Cession de parts sociales ou de fonds de commerce : l'information préalable des salariés

La cession par son propriétaire d'un fonds de commerce ou d'une participation donnant accès à la majorité du capital d'une société doit être signalés aux salariés, et ce au plus tard deux mois avant la date de conclusion du contrat de vente, afin de permettre à un ou plusieurs d'entre eux de présenter une offre d'acquisition.

Les entreprises concernées

Cette obligation s'impose à toute entreprise de moins de 250 salariés, en cas de :

  • vente d'un fonds de commerce ;
  • vente de plus de 50 % des parts sociales d'une SARL ou d'une SA.

Elle n'est cependant pas applicable :

  • aux donations, apports en société, fusions et échanges ;
  • aux sociétés faisant l'objet d'une procédure de conciliation, de sauvegarde, de redressement ou de liquidation judiciaires ;
  • en cas de succession, de liquidation du régime matrimonial ou de cession du fonds ou des parts sociales à un conjoint, à un ascendant ou à un descendant ;
  • aux sociétés qui comptent plus de 250 salariés.

La mise en oeuvre de l'obligation d'information des salariés

Modalités variant suivant l'effectif de l'entreprise

Les modalités de mise en oeuvre de cette obligation d'information varient selon l'effectif de l'entreprise.

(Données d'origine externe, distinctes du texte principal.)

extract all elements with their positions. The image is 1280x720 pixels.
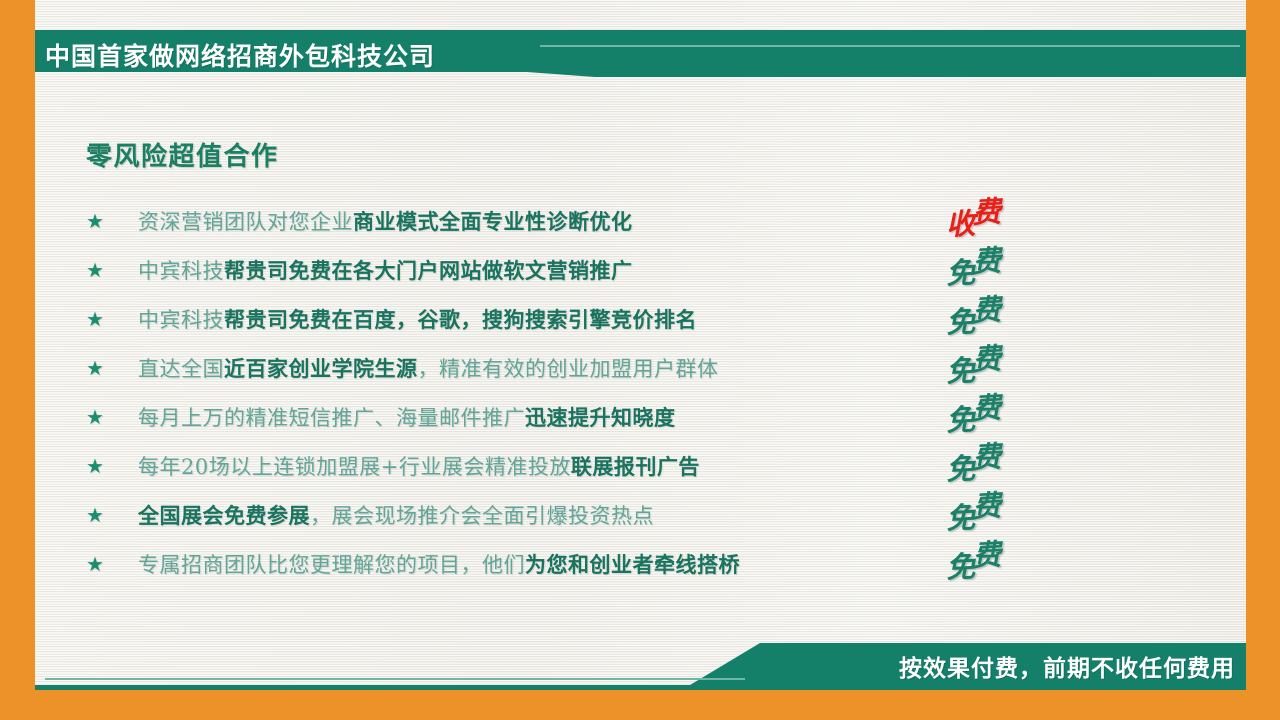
list-item: ★直达全国近百家创业学院生源，精准有效的创业加盟用户群体	[86, 343, 916, 392]
list-item-text-emphasis: 帮贵司免费在各大门户网站做软文营销推广	[224, 258, 633, 283]
list-item: ★资深营销团队对您企业商业模式全面专业性诊断优化	[86, 196, 916, 245]
price-badge-row: 免费	[946, 533, 1056, 582]
list-item: ★中宾科技帮贵司免费在各大门户网站做软文营销推广	[86, 245, 916, 294]
list-item-label: 每月上万的精准短信推广、海量邮件推广迅速提升知晓度	[138, 402, 676, 432]
star-icon: ★	[86, 211, 138, 231]
star-icon: ★	[86, 358, 138, 378]
status-badge-free: 免费	[946, 439, 1002, 481]
star-icon: ★	[86, 456, 138, 476]
badge-char-2: 费	[971, 531, 1001, 574]
list-item-text-plain: 每月上万的精准短信推广、海量邮件推广	[138, 406, 525, 430]
badge-char-2: 费	[971, 384, 1001, 427]
price-badge-row: 收费	[946, 190, 1056, 239]
badge-char-1: 免	[945, 249, 975, 292]
star-icon: ★	[86, 260, 138, 280]
list-item-text-plain: ，精准有效的创业加盟用户群体	[418, 357, 719, 381]
badge-char-2: 费	[971, 286, 1001, 329]
list-item-label: 全国展会免费参展，展会现场推介会全面引爆投资热点	[138, 500, 654, 530]
list-item-text-emphasis: 帮贵司免费在百度，谷歌，搜狗搜索引擎竞价排名	[224, 307, 697, 332]
star-icon: ★	[86, 554, 138, 574]
price-badge-row: 免费	[946, 239, 1056, 288]
list-item-label: 直达全国近百家创业学院生源，精准有效的创业加盟用户群体	[138, 353, 719, 383]
list-item-text-plain: 中宾科技	[138, 308, 224, 332]
price-badge-row: 免费	[946, 337, 1056, 386]
star-icon: ★	[86, 407, 138, 427]
slide-root: 中国首家做网络招商外包科技公司 零风险超值合作 ★资深营销团队对您企业商业模式全…	[0, 0, 1280, 720]
list-item-text-emphasis: 商业模式全面专业性诊断优化	[353, 209, 633, 234]
badge-char-1: 免	[945, 298, 975, 341]
benefit-list: ★资深营销团队对您企业商业模式全面专业性诊断优化★中宾科技帮贵司免费在各大门户网…	[86, 196, 916, 588]
list-item-text-plain: 每年20场以上连锁加盟展+行业展会精准投放	[138, 455, 571, 479]
list-item-text-emphasis: 联展报刊广告	[571, 454, 700, 479]
footer-tagline: 按效果付费，前期不收任何费用	[899, 649, 1235, 683]
price-badge-row: 免费	[946, 435, 1056, 484]
header-accent-line	[540, 45, 1240, 47]
status-badge-free: 免费	[946, 488, 1002, 530]
badge-char-1: 免	[945, 396, 975, 439]
badge-char-1: 免	[945, 494, 975, 537]
page-title: 零风险超值合作	[86, 136, 279, 173]
list-item-label: 中宾科技帮贵司免费在百度，谷歌，搜狗搜索引擎竞价排名	[138, 304, 697, 334]
list-item: ★全国展会免费参展，展会现场推介会全面引爆投资热点	[86, 490, 916, 539]
badge-char-2: 费	[971, 237, 1001, 280]
status-badge-free: 免费	[946, 537, 1002, 579]
status-badge-free: 免费	[946, 243, 1002, 285]
badge-char-2: 费	[971, 188, 1001, 231]
list-item: ★每月上万的精准短信推广、海量邮件推广迅速提升知晓度	[86, 392, 916, 441]
list-item: ★每年20场以上连锁加盟展+行业展会精准投放联展报刊广告	[86, 441, 916, 490]
list-item-text-emphasis: 近百家创业学院生源	[224, 356, 418, 381]
price-badge-column: 收费免费免费免费免费免费免费免费	[946, 190, 1056, 582]
status-badge-paid: 收费	[946, 194, 1002, 236]
badge-char-1: 免	[945, 543, 975, 586]
list-item-text-plain: 中宾科技	[138, 259, 224, 283]
price-badge-row: 免费	[946, 386, 1056, 435]
badge-char-2: 费	[971, 433, 1001, 476]
list-item-label: 中宾科技帮贵司免费在各大门户网站做软文营销推广	[138, 255, 633, 285]
list-item-text-emphasis: 迅速提升知晓度	[525, 405, 676, 430]
status-badge-free: 免费	[946, 390, 1002, 432]
price-badge-row: 免费	[946, 484, 1056, 533]
badge-char-1: 免	[945, 445, 975, 488]
list-item-label: 专属招商团队比您更理解您的项目，他们为您和创业者牵线搭桥	[138, 549, 740, 579]
badge-char-2: 费	[971, 482, 1001, 525]
list-item-label: 资深营销团队对您企业商业模式全面专业性诊断优化	[138, 206, 633, 236]
list-item-text-emphasis: 为您和创业者牵线搭桥	[525, 552, 740, 577]
list-item: ★中宾科技帮贵司免费在百度，谷歌，搜狗搜索引擎竞价排名	[86, 294, 916, 343]
list-item-text-plain: 直达全国	[138, 357, 224, 381]
badge-char-1: 收	[945, 200, 975, 243]
star-icon: ★	[86, 309, 138, 329]
price-badge-row: 免费	[946, 288, 1056, 337]
star-icon: ★	[86, 505, 138, 525]
list-item-text-plain: ，展会现场推介会全面引爆投资热点	[310, 504, 654, 528]
badge-char-1: 免	[945, 347, 975, 390]
list-item-text-emphasis: 全国展会免费参展	[138, 503, 310, 528]
list-item-text-plain: 资深营销团队对您企业	[138, 210, 353, 234]
status-badge-free: 免费	[946, 292, 1002, 334]
badge-char-2: 费	[971, 335, 1001, 378]
footer-accent-line	[45, 678, 745, 680]
list-item-text-plain: 专属招商团队比您更理解您的项目，他们	[138, 553, 525, 577]
header-title: 中国首家做网络招商外包科技公司	[45, 37, 435, 73]
list-item: ★专属招商团队比您更理解您的项目，他们为您和创业者牵线搭桥	[86, 539, 916, 588]
status-badge-free: 免费	[946, 341, 1002, 383]
list-item-label: 每年20场以上连锁加盟展+行业展会精准投放联展报刊广告	[138, 451, 700, 481]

Dans les entreprises de moins de 50 salariés, lesquelles sont normalement dépourvues de comité d'entreprise, cette information des salariés peut être effectuée par tout moyen :

  • par un affichage. La date de réception de l'information est celle apposée par le salarié sur un registre accompagnée de sa signature attestant qu'il a pris connaissance de cet affichage ;
  • au cours d'une réunion d'information des salariés à l'issue de laquelle ces derniers signent le registre de présence à cette réunion ;
  • par remise en main propre, contre émargement ou récépissé, d'un document écrit mentionnant les informations requises ;
  • par lettre recommandée avec demande d'avis de réception. L'information est reconnue délivrée au salarié dès la première présentation de la lettre ; peu importe qu'il ait finalement récupéré le courrier ou pas.

Dans les entreprises comptant entre 50 et 250 salariés, le comité d'entreprise doit également être informé.

Suite de l'information donnée aux salariés

Pour les aider dans leur décision, les salariés peuvent, à leur demande, se faire assister par un membre des chambres régionales de commerce et d'industrie ou d'agriculture ou de métiers et de l'artisanat et par toute personne qu'ils désignent. Parallèlement, les salariés sont tenus à une obligation de discrétion s'agissant des informations reçues, sauf à l'égard des personnes dont le concours est nécessaire pour leur permettre de présenter au cédant une offre de rachat.

Le cédant reste libre de vendre au prix qu'il souhaite et à qui il veut en cas d'offre tierce plus intéressante. De plus, la vente pourra intervenir avant l'expiration du délai de deux mois dès lors que chaque salarié aura fait connaître au cédant sa décision de ne pas présenter d'offre.

Si la vente n'a pas été conclue dans un délai maximal de deux ans après l'expiration du délai de deux mois laissé aux salariés pour faire une offre, ces derniers devront à nouveau être informés du projet de vente (si celui-ci est toujours d'actualité).

Sanction du non-respect de l'obligation d'information

Si l'employeur ne respecte pas cette obligation d'information des salariés, il encourt une amende civile plafonnée à 2 % du prix de vente.